Upaya membenamkan KPK konsisten dilakukan, utamanya dari politisi di Senayan. Bukan kali ini saja, DPR tercatat telah berkali-kali ingin mengubah undang-undang yang menjadi jantung KPK.
Berdasarkan catatan Kompas, usulan perubahan UU KPK dengan materi serupa seperti pembentukan Dewan Pengawas, izin penyadapan, dan kewenangan penghentian perkara ditemukan juga pada 2015, 2016, dan 2017. Dalam rencana revisi kali ini, terdapat beberapa poin lain terkait penyelidik dan penyidik yang diatur memiliki pendidikan latar belakang kepolisian hingga kewenangan pengelolaan LHKPN yang tak lagi diserahkan pada KPK.

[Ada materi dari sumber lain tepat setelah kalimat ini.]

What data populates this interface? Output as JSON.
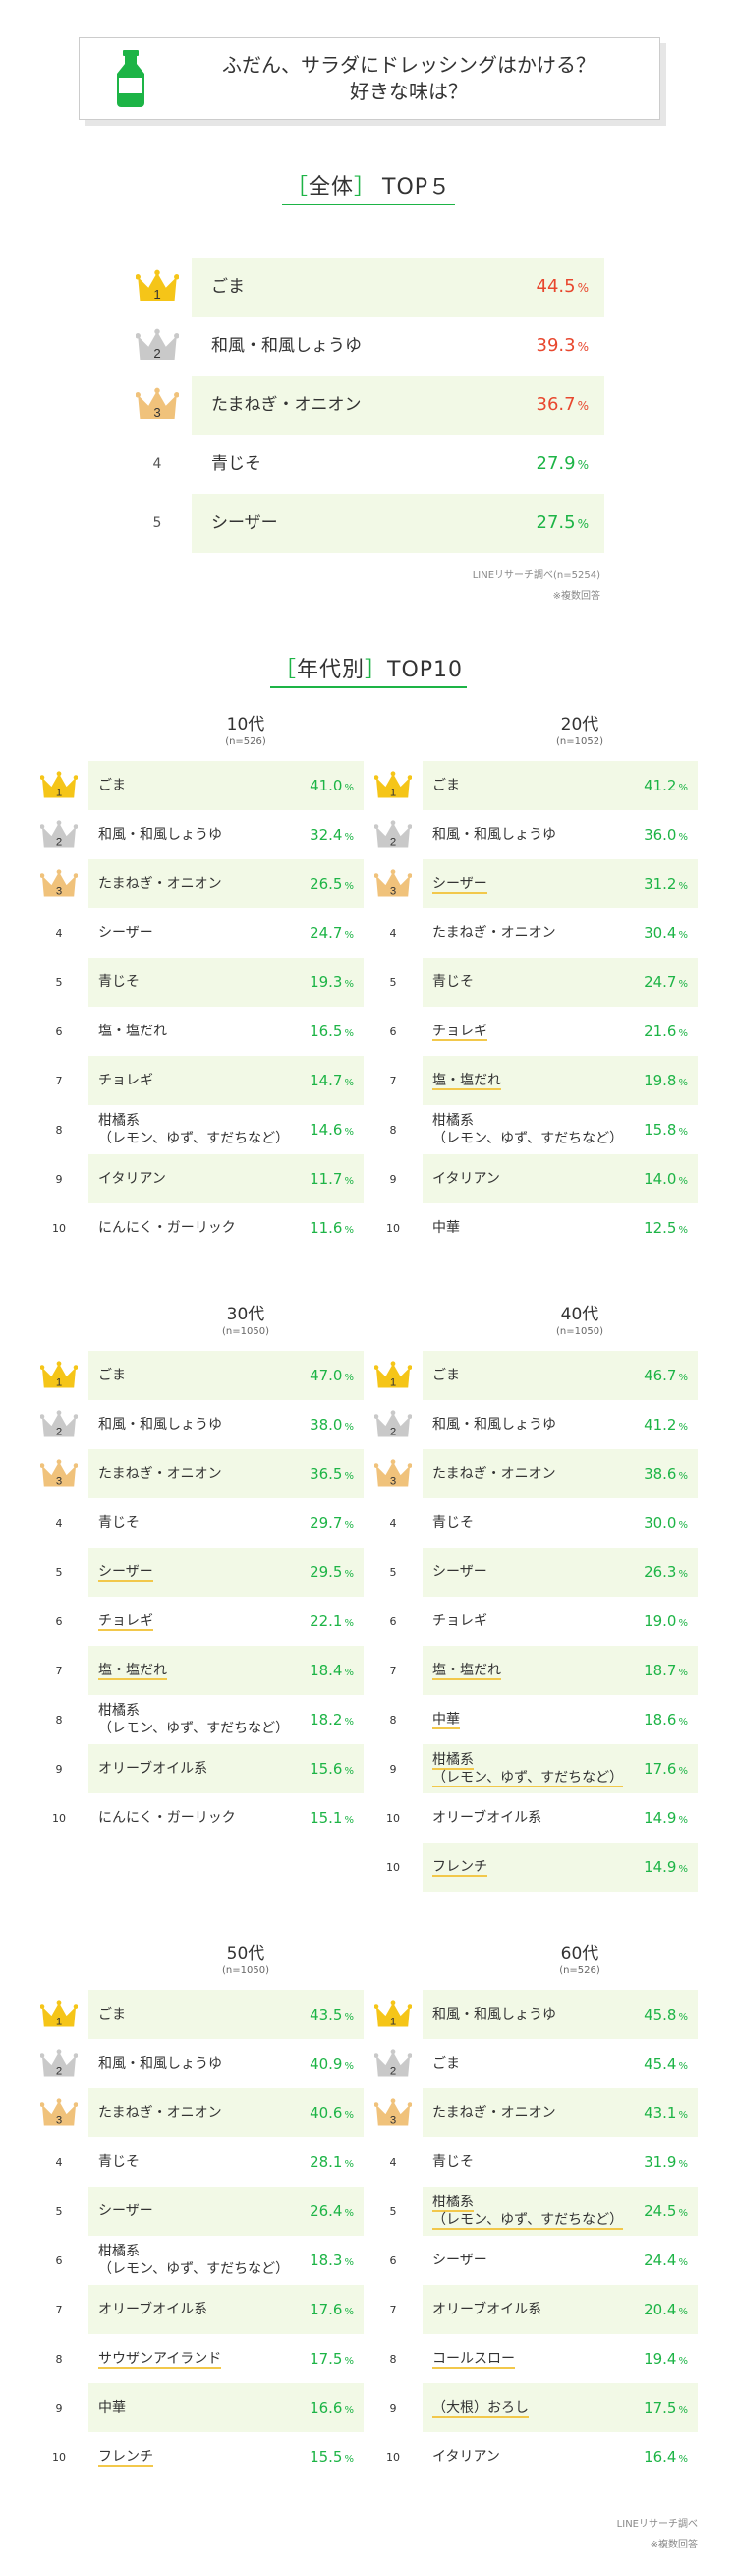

Pihak-pihak yang mengusulkan revisi UU KPK pun kurang lebih sama. Pengusul revisi kali ini Masinton Pasaribu dan Risa Mariska (Fraksi PDI-P), Saiful Bahri Ruray (Fraksi Partai Golkar), Ibnu Multazam (Fraksi PKB), Achmad Baidowi (Fraksi PPP),dan Taufiqulhadi (Fraksi Partai Nasdem). Mereka semua berasal dari fraksi partai pendukung pemerintah.
Sebagian dari nama-nama itu juga termasuk yang aktif saat Panitia Khusus Angket yang ingin merevisi UU KPK pada 2017 dan kerap bersuara terkait penanganan perkara KTP Elektronik. Namun jika mengacu pada perjalanan KPK selama hampir 17 tahun, sebenarnya tak ada partai politik yang kadernya belum pernah ditangkap KPK.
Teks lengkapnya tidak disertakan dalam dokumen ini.